O QUE ME LEVOU A ESCREVER «ULISSES»
Começo por dizer que todas as histórias têm um princípio, todos os livros uma razão de ser, enfim, não me parece que nada aconteça inteiramente por acaso quando várias circunstâncias concorrem para o seu acontecer.
Assim à distância, posso garantir-vos que foi o Ulisses quem me salvou de uma aflição muito
grande! Mas eu conto:
Em 1971, era eu professora de Língua Portuguesa e História
na Escola Preparatória Pedro de Santarém, em Lisboa, quando fui confrontada com
o horário que me foi atribuído: sem ter turmas definidas às quais deveria dar
aulas, como normalmente, a minha tarefa era substituir os professores que
faltassem nesta ou naquela turma, a fim de assegurar a permanência dos alunos
dentro das respetivas salas de aula e, assim, evitar uma certa barafunda pelos
corredores e pátios ...
Digam-me só: já imaginaram o que é, para os alunos de uma
turma, faltar o professor que lhes ia dar uma determinada disciplina, e quando
se preparavam para aproveitar o inesperado «furo» a jogar uma partidinha de
futebol, ou noutro divertimento qualquer até tocar para a entrada na aula
seguinte, lhes aparecer à frente uma professora que nem sequer conhecem porque
não é professora deles, a dizer: - «Ora vamos lá a ficar aqui todos dentro da
sala, que sou eu agora quem vos vem dar aula?»
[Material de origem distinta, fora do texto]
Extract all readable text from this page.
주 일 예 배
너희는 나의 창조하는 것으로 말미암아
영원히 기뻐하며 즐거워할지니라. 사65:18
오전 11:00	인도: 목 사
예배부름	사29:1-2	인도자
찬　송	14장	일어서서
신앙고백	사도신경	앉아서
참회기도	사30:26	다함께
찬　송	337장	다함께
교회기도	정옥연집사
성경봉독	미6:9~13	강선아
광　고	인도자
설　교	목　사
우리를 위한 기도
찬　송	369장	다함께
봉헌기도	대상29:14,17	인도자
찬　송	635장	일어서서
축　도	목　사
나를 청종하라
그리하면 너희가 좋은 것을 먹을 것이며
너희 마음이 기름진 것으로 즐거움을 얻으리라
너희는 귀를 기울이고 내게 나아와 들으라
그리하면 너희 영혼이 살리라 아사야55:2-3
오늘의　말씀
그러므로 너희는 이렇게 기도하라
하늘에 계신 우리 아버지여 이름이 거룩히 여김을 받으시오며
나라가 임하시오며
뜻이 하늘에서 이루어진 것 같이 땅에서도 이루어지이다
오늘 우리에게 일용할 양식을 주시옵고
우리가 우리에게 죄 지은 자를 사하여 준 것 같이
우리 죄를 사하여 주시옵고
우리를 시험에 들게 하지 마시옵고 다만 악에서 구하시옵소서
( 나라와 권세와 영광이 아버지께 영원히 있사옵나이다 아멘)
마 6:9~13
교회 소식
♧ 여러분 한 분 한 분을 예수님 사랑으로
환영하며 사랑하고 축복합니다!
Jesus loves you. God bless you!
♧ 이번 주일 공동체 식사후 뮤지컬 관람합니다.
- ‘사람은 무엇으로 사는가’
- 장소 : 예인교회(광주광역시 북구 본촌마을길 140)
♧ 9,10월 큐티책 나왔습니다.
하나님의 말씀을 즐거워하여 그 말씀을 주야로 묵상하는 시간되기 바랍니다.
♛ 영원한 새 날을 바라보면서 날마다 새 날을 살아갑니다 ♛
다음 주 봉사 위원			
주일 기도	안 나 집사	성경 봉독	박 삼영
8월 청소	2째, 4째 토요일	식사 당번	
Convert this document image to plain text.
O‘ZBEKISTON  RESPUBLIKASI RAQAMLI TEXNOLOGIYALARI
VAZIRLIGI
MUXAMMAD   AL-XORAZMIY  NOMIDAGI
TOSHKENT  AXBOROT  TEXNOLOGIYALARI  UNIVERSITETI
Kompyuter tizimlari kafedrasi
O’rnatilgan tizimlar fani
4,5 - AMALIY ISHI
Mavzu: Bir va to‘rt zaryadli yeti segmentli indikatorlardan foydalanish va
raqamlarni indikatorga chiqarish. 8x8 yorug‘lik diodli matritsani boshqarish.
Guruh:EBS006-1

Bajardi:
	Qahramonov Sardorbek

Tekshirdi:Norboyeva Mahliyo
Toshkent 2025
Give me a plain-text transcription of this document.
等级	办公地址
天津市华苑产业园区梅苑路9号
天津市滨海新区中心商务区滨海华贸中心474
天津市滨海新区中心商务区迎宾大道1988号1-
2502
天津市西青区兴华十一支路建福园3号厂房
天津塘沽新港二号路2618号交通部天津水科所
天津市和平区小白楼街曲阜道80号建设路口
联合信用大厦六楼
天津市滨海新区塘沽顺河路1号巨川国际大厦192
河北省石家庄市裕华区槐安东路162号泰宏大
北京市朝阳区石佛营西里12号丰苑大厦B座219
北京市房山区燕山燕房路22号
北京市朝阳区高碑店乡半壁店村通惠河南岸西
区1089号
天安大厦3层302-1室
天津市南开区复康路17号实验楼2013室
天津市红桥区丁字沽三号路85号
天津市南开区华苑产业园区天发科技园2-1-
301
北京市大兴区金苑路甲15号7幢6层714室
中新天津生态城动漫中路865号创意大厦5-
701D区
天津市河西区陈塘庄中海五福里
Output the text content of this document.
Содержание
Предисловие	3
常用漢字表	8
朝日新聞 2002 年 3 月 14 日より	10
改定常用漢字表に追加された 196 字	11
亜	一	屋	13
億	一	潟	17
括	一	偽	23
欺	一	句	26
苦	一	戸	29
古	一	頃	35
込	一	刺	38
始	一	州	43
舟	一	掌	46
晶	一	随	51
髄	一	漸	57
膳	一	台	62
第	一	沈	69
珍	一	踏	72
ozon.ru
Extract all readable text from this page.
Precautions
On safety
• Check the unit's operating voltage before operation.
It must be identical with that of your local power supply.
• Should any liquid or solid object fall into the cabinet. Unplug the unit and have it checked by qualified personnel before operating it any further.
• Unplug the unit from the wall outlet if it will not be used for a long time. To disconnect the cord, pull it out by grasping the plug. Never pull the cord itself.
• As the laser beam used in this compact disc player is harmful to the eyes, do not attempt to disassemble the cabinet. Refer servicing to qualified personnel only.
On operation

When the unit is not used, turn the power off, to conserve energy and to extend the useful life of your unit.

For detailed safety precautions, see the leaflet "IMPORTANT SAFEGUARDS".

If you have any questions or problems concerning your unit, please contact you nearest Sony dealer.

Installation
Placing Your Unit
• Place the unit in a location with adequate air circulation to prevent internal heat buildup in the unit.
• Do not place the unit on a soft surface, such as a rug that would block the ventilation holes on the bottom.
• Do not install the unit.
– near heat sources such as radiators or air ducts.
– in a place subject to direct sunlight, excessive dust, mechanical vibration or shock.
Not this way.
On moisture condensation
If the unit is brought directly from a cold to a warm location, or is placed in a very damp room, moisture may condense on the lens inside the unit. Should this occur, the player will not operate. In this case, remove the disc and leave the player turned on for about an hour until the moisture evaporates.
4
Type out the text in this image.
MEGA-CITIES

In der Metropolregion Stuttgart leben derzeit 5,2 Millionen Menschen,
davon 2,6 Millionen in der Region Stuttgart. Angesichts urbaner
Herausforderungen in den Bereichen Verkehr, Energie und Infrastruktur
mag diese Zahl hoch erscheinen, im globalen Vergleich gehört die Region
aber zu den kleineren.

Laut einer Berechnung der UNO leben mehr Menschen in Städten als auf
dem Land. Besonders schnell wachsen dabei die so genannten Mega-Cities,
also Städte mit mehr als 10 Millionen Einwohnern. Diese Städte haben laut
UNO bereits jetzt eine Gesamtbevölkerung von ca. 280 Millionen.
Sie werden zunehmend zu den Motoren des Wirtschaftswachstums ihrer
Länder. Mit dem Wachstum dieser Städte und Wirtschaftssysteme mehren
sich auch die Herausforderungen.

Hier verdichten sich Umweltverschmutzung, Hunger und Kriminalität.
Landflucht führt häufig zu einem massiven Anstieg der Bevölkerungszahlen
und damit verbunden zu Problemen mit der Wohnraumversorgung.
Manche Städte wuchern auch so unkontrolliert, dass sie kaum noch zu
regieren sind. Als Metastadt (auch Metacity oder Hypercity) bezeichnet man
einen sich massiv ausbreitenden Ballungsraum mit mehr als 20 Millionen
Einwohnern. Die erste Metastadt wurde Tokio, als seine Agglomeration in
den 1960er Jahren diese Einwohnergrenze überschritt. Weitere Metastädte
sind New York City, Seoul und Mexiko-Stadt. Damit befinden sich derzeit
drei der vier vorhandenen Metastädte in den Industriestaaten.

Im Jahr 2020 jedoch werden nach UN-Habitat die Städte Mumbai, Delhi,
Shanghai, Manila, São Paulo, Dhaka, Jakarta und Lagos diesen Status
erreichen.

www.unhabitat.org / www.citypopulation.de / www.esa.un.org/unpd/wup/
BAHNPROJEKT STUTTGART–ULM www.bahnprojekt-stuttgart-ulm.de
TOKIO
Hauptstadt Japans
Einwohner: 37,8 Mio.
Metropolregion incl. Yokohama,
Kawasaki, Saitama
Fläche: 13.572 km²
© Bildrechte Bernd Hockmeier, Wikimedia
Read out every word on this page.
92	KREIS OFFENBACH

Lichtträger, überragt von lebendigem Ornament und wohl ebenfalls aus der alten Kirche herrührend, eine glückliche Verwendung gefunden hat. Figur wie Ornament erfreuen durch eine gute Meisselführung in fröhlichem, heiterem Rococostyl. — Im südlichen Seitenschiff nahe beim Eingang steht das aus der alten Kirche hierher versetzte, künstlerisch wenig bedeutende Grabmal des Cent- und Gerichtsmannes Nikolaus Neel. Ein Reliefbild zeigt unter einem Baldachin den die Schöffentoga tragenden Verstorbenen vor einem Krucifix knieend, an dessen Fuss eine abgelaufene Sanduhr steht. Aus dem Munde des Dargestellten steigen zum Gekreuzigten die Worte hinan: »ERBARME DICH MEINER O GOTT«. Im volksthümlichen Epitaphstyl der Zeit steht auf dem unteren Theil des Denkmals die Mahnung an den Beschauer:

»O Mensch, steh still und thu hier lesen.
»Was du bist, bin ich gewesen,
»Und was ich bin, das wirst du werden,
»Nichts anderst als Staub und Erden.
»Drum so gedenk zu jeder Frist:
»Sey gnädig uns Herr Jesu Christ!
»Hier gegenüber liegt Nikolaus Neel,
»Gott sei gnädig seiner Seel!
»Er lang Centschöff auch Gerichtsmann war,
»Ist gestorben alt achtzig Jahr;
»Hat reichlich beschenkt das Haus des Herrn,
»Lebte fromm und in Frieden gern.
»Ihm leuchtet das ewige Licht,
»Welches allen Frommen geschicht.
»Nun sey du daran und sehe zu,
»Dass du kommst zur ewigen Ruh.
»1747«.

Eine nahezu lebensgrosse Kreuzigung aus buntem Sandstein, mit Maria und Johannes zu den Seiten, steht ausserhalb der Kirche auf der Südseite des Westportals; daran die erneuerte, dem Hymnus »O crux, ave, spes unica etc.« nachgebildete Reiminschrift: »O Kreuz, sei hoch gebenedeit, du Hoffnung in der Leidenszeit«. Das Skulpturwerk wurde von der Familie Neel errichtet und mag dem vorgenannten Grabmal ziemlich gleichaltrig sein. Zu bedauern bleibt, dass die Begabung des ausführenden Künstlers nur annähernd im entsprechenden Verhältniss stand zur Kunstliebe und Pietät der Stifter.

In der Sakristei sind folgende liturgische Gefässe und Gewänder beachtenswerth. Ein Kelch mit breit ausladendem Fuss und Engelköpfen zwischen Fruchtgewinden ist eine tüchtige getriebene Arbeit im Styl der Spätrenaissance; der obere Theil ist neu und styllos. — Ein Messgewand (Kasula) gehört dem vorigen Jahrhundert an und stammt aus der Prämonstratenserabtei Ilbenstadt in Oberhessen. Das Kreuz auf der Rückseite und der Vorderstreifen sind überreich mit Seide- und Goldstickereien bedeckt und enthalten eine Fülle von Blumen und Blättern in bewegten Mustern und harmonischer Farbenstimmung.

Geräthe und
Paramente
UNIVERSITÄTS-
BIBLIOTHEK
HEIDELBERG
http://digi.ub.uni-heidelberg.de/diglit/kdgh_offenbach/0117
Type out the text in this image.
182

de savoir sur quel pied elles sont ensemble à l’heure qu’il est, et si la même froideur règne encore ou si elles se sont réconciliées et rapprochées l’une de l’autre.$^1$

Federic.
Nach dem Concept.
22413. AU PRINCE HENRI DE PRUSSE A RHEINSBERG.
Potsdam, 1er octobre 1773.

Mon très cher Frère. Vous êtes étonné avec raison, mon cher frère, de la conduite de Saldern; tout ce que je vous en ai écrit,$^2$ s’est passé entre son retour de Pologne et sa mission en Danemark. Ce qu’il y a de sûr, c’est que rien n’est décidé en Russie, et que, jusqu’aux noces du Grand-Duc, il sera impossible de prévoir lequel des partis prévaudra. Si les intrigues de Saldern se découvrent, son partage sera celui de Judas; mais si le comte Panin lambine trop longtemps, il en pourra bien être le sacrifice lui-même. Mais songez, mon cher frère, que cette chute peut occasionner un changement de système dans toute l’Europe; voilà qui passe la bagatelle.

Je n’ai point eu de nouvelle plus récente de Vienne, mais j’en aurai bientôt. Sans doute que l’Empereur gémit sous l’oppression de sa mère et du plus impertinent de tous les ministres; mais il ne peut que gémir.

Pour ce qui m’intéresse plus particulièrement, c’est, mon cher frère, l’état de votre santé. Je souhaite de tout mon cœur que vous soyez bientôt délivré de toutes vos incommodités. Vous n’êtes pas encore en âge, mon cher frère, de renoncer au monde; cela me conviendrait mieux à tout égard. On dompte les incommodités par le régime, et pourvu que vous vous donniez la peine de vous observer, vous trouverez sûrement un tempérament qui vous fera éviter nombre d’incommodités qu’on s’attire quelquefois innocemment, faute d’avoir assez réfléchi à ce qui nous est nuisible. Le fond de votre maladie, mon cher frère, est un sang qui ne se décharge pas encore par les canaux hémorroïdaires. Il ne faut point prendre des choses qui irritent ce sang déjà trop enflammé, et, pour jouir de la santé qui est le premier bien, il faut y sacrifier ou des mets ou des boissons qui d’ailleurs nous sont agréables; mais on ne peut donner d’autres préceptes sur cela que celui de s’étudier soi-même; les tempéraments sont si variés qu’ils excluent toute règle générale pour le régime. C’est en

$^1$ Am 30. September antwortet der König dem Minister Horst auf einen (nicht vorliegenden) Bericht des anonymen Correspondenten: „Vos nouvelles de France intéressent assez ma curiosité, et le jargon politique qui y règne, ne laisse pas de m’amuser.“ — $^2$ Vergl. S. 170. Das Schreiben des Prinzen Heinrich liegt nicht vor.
Calculo a desilusão que deve ser.
Pois foi precisamente isto que me aconteceu. Faltou um
professor de Matemática e lá fui chamada para «entreter» a turma! Quando lhes
apareci à frente, nem queriam acreditar que eram obrigados a conservarem-se
dentro da sala, quando lhes surgia inesperadamente uma oportunidade tão boa de
se escaparem para os campos de jogos ...
Como não era professora de Matemática, não lhes podia
ensinar Matemática, e a hora passou-se lentamente, conversinha para cá,
conversinha para lá, à espera que o
toque da campainha anunciasse o fim daquele «sofrimento» mútuo!
Jurei a mim própria que tinha sido a primeira e a última vez que tal coisa me acontecia.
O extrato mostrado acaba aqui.